Green uses these photos as a starting point for this body of creative work, thus transferring her father’s traumatic experiences from the past to the present. They become pictorial mementos: fragments of memory, catapulted into the present and creating a very personal memorial for her father. Green’s 33 photo collages and one large-scale watercolor on paper will be exhibited in Augsburg for the first time.
The interspersed drawings appear like disruptions in the artist’s collages – they mark the blanks of memory and verifiable knowledge. She says, “The drawings were not made as a response to the photographs. In fact, many were not even made with the photographic image in mind. Further-more, they emerge from a state of mind that is different that the elegiac one on the photographs.”

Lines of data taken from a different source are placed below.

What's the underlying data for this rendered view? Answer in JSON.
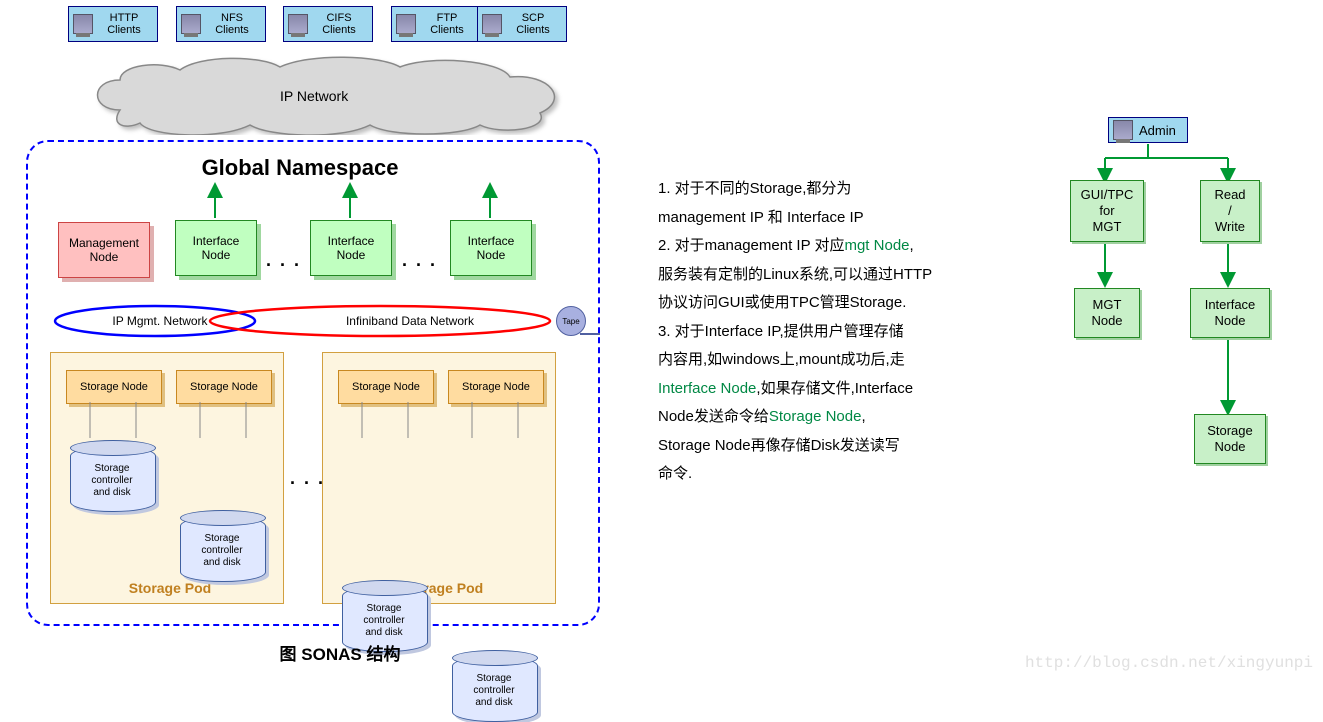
{
  "colors": {
    "client_bg": "#a0d8ef",
    "client_border": "#000080",
    "namespace_border": "#0000ff",
    "mgmt_bg": "#ffc0c0",
    "mgmt_border": "#cc4444",
    "interface_bg": "#c0ffc0",
    "interface_border": "#228822",
    "storage_pod_bg": "#fdf5e0",
    "storage_pod_border": "#d2a040",
    "storage_node_bg": "#ffdca0",
    "storage_node_border": "#c88820",
    "cylinder_bg": "#e0e8ff",
    "cylinder_border": "#4060a0",
    "tape_bg": "#a8b0e0",
    "ip_mgmt_ellipse": "#0000ff",
    "infiniband_ellipse": "#ff0000",
    "cloud_fill": "#d9d9d9",
    "cloud_stroke": "#888888",
    "arrow_green": "#009933",
    "right_box_bg": "#c8f0c8",
    "desc_highlight": "#008844",
    "watermark": "#e0e0e0"
  },
  "clients": [
    {
      "label": "HTTP\nClients"
    },
    {
      "label": "NFS\nClients"
    },
    {
      "label": "CIFS\nClients"
    },
    {
      "label": "FTP\nClients"
    },
    {
      "label": "SCP\nClients"
    }
  ],
  "cloud_label": "IP Network",
  "namespace_title": "Global Namespace",
  "mgmt_node_label": "Management\nNode",
  "interface_node_label": "Interface\nNode",
  "ip_mgmt_label": "IP Mgmt. Network",
  "infiniband_label": "Infiniband Data Network",
  "tape_label": "Tape",
  "storage_node_label": "Storage Node",
  "storage_controller_label": "Storage\ncontroller\nand disk",
  "storage_pod_label": "Storage Pod",
  "dots": ". . .",
  "caption": "图   SONAS 结构",
  "description": {
    "line1_a": "1. 对于不同的Storage,都分为",
    "line1_b": "management IP 和 Interface IP",
    "line2_a": "2. 对于management IP 对应",
    "line2_mgt": "mgt Node",
    "line2_b": ",",
    "line3": "服务装有定制的Linux系统,可以通过HTTP",
    "line4": "协议访问GUI或使用TPC管理Storage.",
    "line5": "3. 对于Interface IP,提供用户管理存储",
    "line6": "内容用,如windows上,mount成功后,走",
    "line7_iface": "Interface Node",
    "line7_b": ",如果存储文件,Interface",
    "line8_a": " Node发送命令给",
    "line8_storage": "Storage Node",
    "line8_b": ",",
    "line9": "Storage Node再像存储Disk发送读写",
    "line10": "命令."
  },
  "right": {
    "admin": "Admin",
    "gui_tpc": "GUI/TPC\nfor\nMGT",
    "read_write": "Read\n/\nWrite",
    "mgt_node": "MGT\nNode",
    "interface_node": "Interface\nNode",
    "storage_node": "Storage\nNode"
  },
  "watermark": "http://blog.csdn.net/xingyunpi"
}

This is Green’s second exhibition in Augsburg, following her 2011 exhibition at the Neue Galerie im Hömannhaus, “Denise Green: After Ju Chao, Ju Lian, Richter, Wiebke, LeWitt, Albers, Manet”. Her works in that exhibition, including the monumental site-specific wall painting “Elle”, reflected her color perception and her mental cosmos, and achieve a unique effect in the interplay between spatial thinking, conceptual rigor and artistic intuition.
Denise Green was born in Melbourne, Australia in 1946. Her first artistic experiences were in Paris at the end of the 1960’s – where she attended the Ecole des Beaux Arts. In 1969, she moved to New York where her painting developed further under the influence of artists such as Mark Rothko and Ralph Humphrey. She was also inspired by Joseph Beuys and Joel Shapiro. She received international recognition in 1978 when she took part in the “New Image Painting” show at the Whitney Museum of American Art in New York. Since then, there have been retrospective museum exhibitions of her work in the US, Germany, Poland, Hungary, Austria and Australia. In 2012 she began introducing photography in her work and further develops her process with this current exhibition.
Accompanying the exhibition is a 90-page full color catalog designed by Felix Weinold, including essays by art historians, Christof Trepesch and Thomas Elsen, as well as by Denise Green. Support for “Denise Green: How We Remember” comes from the Australian Embassy in Berlin and the U.S. Consulate in Munich.